Undeterred, the son of City Zip took his hard hitting and no nonsense sprint game to Keeneland for one of the key preps for the Breeders’ Cup Sprint. It resulted in a sharp win in the historic Phoenix Stakes, and the Illinois-bred’s bags were packed for a date with destiny at Santa Anita Park. Still not as well respected as he should have been at this point, Work All Week, at 19-1, and Florent Geroux found an ideal stalking position in America’s most important sprint race from his post position #13. Game and determined as always, none of the other top thirteen sprinters could get by Work All Week after he struck the lead. It was a championship moment which clinched the honor.
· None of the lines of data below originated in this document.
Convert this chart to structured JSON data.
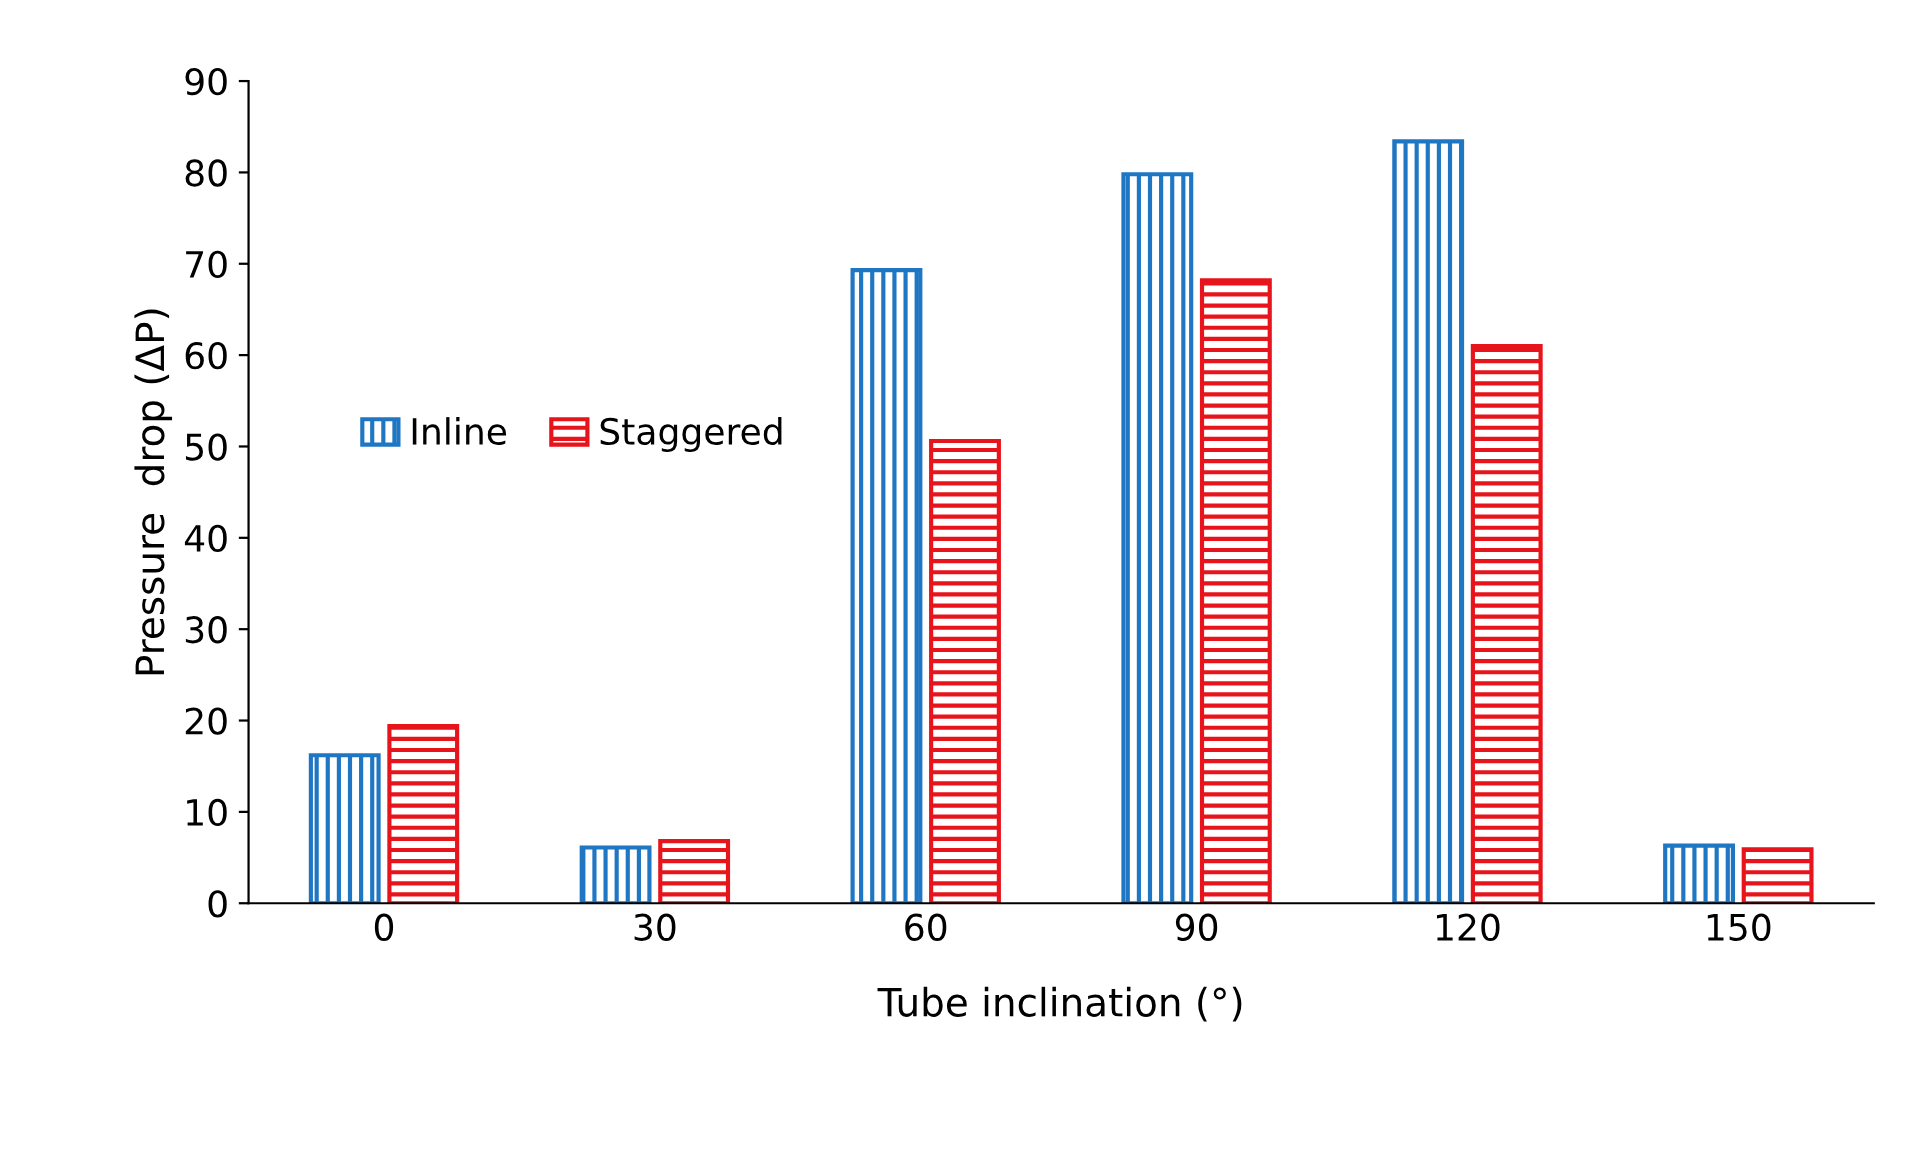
{
  "chart_data": {
    "type": "bar",
    "xlabel": "Tube inclination (°)",
    "ylabel": "Pressure  drop (ΔP)",
    "categories": [
      "0",
      "30",
      "60",
      "90",
      "120",
      "150"
    ],
    "series": [
      {
        "name": "Inline",
        "color": "#1f77c4",
        "values": [
          16.2,
          6.1,
          69.3,
          79.8,
          83.4,
          6.3
        ]
      },
      {
        "name": "Staggered",
        "color": "#e8141c",
        "values": [
          19.4,
          6.8,
          50.6,
          68.2,
          61.0,
          5.9
        ]
      }
    ],
    "ylim": [
      0,
      90
    ],
    "yticks": [
      0,
      10,
      20,
      30,
      40,
      50,
      60,
      70,
      80,
      90
    ],
    "grid": false,
    "legend": "left"
  }
}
This season proved not to be the same fruitful year for Work All Week that 2014 was, but in no estimation could it be said that he wasn’t running well. A winner of 1-of-4. Runner-up finishes in the Aristides Stakes at Churchill Downs, and the Smile Sprint Stakes at Gulfstream Park, were not wins, but still pointed out how close last year’s champion was to the top of his division.
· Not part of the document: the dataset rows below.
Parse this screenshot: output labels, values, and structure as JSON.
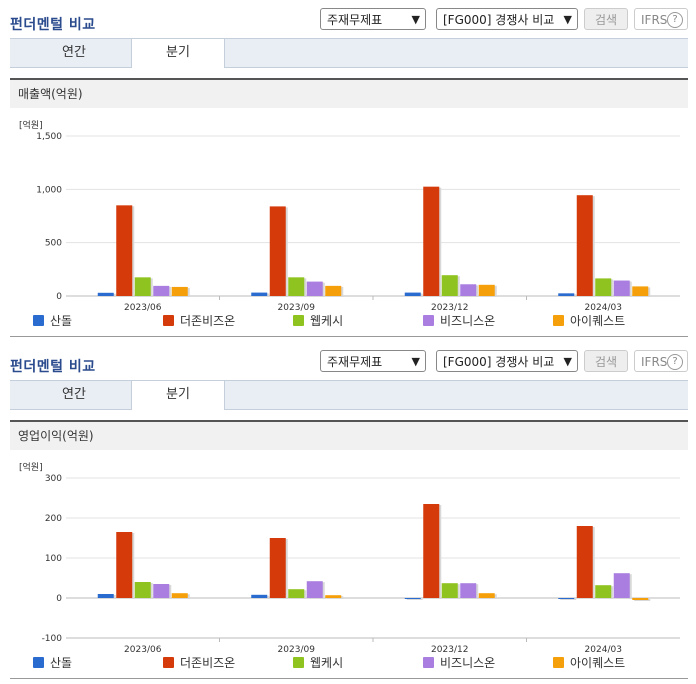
{
  "colors": {
    "s1": "#2a6bd0",
    "s2": "#d43a0a",
    "s3": "#8fc31f",
    "s4": "#a97ee0",
    "s5": "#f5a00a"
  },
  "panels": [
    {
      "title": "펀더멘털 비교",
      "select1": "주재무제표",
      "select2": "[FG000] 경쟁사 비교",
      "search": "검색",
      "ifrs": "IFRS",
      "ifrs_help": "?",
      "tabs": [
        "연간",
        "분기"
      ],
      "active_tab": "분기",
      "section": "매출액(억원)",
      "unit": "[억원]",
      "legend": [
        "산돌",
        "더존비즈온",
        "웹케시",
        "비즈니스온",
        "아이퀘스트"
      ],
      "chart_data": {
        "type": "bar",
        "categories": [
          "2023/06",
          "2023/09",
          "2023/12",
          "2024/03"
        ],
        "ylim": [
          0,
          1500
        ],
        "yticks": [
          "0",
          "500",
          "1,000",
          "1,500"
        ],
        "series": [
          {
            "name": "산돌",
            "values": [
              30,
              32,
              32,
              25
            ]
          },
          {
            "name": "더존비즈온",
            "values": [
              850,
              840,
              1025,
              945
            ]
          },
          {
            "name": "웹케시",
            "values": [
              175,
              175,
              195,
              165
            ]
          },
          {
            "name": "비즈니스온",
            "values": [
              95,
              135,
              110,
              145
            ]
          },
          {
            "name": "아이퀘스트",
            "values": [
              85,
              95,
              105,
              90
            ]
          }
        ]
      }
    },
    {
      "title": "펀더멘털 비교",
      "select1": "주재무제표",
      "select2": "[FG000] 경쟁사 비교",
      "search": "검색",
      "ifrs": "IFRS",
      "ifrs_help": "?",
      "tabs": [
        "연간",
        "분기"
      ],
      "active_tab": "분기",
      "section": "영업이익(억원)",
      "unit": "[억원]",
      "legend": [
        "산돌",
        "더존비즈온",
        "웹케시",
        "비즈니스온",
        "아이퀘스트"
      ],
      "chart_data": {
        "type": "bar",
        "categories": [
          "2023/06",
          "2023/09",
          "2023/12",
          "2024/03"
        ],
        "ylim": [
          -100,
          300
        ],
        "yticks": [
          "-100",
          "0",
          "100",
          "200",
          "300"
        ],
        "series": [
          {
            "name": "산돌",
            "values": [
              10,
              8,
              -2,
              -1
            ]
          },
          {
            "name": "더존비즈온",
            "values": [
              165,
              150,
              235,
              180
            ]
          },
          {
            "name": "웹케시",
            "values": [
              40,
              22,
              37,
              32
            ]
          },
          {
            "name": "비즈니스온",
            "values": [
              35,
              42,
              37,
              62
            ]
          },
          {
            "name": "아이퀘스트",
            "values": [
              12,
              7,
              12,
              -5
            ]
          }
        ]
      }
    }
  ]
}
An eight-length tour-de-force in Mountaineer Park’s Senator Robert C. Byrd Memorial Stakes allowed Work All Week junkies one last opportunity to rejoice in victory. Little did we realize at the time that it would be his final career win. His only race since, was a solid third place finish in the Phoenix. A wide trip may have cost him a better chance, but on this day, Runhappy was just a little bit better. We now know that a rematch, and a chance to repeat in the Breeders’ Cup, is not in the cards for Work All Week.
All told, Work All Week won 13-of-19 for his connections, with four more second place finishes. He also amassed $1,511,071 in career earnings. More than that, he thrilled Illinois racing fans with his consistency, class, and speed, and along with his stablemate, The Pizza Man, went a long way to legitimizing the state of Illinois breeding.
It is a retirement from racing well earned.